Public code repo for paper "A Single Transformer for Scalable Vision-Language Modeling"
Apache License 2.0
111 stars 3 forks source link

Error link in PRETRAIN_GUIDE.md #7

Open HYZ17 opened 3 months ago

HYZ17 commented 3 months ago

Thank you for your nice work.

I try to read the pretraining doc and find that there are some errors. In PRETRAIN_GUIDE.md, you mention that the script for data conversion is in scripts/data/megatron_conversion, but the folder does not exist. And the script for model conversion scripts/model/create_mmistral.py mentioned at here does not exist either.

HYZ17 commented 3 months ago

And I am interesting in reproducing the pretraining stage, but processing pipelines for some data sources in paper seem missing. I would like to know what I should do to get that part of data. Thank you.

Yangyi-Chen commented 3 months ago

Hi Yuzhen,

Thanks for your interest and sorry about the confusion.

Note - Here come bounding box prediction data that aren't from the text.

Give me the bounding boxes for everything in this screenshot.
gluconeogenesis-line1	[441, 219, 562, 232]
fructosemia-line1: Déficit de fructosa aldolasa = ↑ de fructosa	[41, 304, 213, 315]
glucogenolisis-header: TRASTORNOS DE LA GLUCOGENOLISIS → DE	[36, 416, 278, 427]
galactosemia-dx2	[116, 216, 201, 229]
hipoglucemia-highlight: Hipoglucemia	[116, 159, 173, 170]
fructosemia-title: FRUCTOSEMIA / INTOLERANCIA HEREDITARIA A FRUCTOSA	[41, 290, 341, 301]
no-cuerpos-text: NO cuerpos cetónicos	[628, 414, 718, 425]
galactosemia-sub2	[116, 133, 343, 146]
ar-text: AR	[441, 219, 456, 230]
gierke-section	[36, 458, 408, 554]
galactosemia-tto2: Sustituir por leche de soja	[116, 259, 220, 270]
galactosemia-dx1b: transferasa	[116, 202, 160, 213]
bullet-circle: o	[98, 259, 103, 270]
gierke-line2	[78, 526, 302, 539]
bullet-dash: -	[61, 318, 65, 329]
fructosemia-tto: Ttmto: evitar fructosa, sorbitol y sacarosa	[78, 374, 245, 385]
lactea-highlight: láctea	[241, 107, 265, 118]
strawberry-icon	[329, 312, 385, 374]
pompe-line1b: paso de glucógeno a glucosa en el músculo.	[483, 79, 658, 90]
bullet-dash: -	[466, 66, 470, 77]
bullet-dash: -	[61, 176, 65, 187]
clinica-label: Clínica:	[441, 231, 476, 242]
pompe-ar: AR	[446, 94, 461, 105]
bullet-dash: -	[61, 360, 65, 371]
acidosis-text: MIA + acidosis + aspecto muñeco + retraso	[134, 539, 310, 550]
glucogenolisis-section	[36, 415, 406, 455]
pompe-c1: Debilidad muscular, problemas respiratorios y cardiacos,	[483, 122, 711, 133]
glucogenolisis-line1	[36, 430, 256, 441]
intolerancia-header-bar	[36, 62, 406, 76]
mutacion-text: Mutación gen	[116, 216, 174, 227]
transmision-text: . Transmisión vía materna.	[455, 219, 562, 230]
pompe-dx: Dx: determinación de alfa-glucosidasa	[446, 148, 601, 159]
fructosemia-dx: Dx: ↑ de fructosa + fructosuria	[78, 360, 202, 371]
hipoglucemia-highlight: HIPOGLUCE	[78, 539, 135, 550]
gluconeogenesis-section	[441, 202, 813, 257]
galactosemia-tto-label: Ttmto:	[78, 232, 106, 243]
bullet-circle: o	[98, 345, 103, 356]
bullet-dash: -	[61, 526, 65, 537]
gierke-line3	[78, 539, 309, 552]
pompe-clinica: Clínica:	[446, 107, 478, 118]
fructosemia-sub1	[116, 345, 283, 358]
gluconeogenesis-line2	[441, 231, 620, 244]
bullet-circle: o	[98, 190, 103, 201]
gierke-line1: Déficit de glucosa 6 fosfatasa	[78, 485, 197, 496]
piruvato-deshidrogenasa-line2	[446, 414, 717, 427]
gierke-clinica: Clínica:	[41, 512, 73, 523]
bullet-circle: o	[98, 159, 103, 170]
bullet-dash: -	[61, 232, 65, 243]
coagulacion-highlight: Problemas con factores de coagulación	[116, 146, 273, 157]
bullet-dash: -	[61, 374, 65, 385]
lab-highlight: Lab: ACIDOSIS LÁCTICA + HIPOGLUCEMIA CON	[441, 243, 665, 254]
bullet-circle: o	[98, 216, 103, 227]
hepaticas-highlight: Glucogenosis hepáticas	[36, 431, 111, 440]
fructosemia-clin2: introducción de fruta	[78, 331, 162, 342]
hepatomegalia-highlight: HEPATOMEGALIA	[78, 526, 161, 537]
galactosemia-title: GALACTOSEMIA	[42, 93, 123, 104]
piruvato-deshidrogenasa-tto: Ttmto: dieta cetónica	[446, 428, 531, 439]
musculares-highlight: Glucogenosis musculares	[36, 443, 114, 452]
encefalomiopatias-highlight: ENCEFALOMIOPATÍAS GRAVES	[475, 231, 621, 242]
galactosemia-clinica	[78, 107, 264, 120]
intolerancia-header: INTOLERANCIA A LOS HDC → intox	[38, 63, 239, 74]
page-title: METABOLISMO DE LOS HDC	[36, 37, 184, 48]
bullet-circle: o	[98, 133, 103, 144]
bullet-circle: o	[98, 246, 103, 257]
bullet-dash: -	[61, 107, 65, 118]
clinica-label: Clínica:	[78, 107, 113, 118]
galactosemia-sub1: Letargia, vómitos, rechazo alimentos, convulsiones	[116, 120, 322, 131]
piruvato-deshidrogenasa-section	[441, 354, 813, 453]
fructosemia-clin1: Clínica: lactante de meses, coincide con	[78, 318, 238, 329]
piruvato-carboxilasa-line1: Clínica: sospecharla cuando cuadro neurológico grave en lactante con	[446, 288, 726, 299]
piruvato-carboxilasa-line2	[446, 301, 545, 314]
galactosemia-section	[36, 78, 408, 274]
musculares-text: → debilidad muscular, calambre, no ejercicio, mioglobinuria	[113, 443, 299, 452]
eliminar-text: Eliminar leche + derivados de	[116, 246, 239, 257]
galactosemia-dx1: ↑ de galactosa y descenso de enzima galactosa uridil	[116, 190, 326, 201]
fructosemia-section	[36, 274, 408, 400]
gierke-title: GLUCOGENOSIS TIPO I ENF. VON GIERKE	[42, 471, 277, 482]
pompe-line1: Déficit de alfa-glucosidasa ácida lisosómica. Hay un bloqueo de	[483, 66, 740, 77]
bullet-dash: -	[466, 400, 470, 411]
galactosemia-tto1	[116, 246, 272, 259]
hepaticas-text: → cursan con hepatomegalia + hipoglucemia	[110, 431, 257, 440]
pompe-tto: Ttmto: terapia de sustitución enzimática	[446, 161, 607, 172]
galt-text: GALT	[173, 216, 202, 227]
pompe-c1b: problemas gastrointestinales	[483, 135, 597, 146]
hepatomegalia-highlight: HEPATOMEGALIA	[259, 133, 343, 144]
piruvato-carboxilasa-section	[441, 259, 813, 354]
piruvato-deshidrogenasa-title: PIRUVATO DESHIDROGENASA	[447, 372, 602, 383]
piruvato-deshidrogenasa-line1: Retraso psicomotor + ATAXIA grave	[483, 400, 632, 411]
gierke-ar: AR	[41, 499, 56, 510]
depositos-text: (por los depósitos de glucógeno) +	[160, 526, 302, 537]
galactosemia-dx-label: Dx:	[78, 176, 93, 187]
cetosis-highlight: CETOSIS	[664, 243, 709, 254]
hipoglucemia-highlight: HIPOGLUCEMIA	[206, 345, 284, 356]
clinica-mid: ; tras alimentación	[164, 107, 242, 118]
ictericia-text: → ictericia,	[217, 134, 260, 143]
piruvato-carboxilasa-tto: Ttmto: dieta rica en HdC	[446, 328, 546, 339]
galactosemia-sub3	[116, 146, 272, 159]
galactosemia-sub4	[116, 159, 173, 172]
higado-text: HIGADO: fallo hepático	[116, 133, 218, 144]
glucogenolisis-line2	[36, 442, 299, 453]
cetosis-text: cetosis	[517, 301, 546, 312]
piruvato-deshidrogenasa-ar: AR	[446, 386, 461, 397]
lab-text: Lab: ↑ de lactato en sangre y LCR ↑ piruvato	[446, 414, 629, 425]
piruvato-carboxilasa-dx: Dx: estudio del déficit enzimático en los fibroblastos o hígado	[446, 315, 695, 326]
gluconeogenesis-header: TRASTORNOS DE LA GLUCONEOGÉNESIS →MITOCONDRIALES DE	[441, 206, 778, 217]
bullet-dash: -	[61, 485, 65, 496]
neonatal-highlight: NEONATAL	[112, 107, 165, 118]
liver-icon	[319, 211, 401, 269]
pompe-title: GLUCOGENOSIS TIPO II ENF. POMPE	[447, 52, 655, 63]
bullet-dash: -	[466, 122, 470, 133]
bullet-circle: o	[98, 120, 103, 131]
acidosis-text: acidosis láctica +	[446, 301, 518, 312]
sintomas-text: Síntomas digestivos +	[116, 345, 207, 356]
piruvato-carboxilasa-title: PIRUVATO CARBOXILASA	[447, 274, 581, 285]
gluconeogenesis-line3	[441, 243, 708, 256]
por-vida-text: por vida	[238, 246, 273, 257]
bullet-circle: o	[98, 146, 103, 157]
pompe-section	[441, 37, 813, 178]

  1. We have modified the structure a little bit. Could you recheck the folder for data conversion: scripts/data/megatron_conversion,
  2. the script for model conversion is
    python3 scripts/model/create_solo.py
  3. For the processing pipeline for some data sources, could you elaborate more on which part you are searching? Thanks!
HYZ17 commented 3 months ago

Thank you for your reply. I will check the data source latter.

But I found that the code for Solo at huggingface here does not support batch input, which is a very important feature for fast training and inference. May I ask why is that ? And btw, the code in this folder is outdated and will trigger error when doing inference.

HYZ17 commented 3 months ago

Moreover, there is a bug in your Hugging Face model code here. During inference, due to the absence of an effective condition check, the image gets re-embedded every time a new token is generated, which is unnecessary. Although this will not cause any error, it slow down the generation.

For example, in llava, when the input is just one token, we just calculate the embedding of the test input.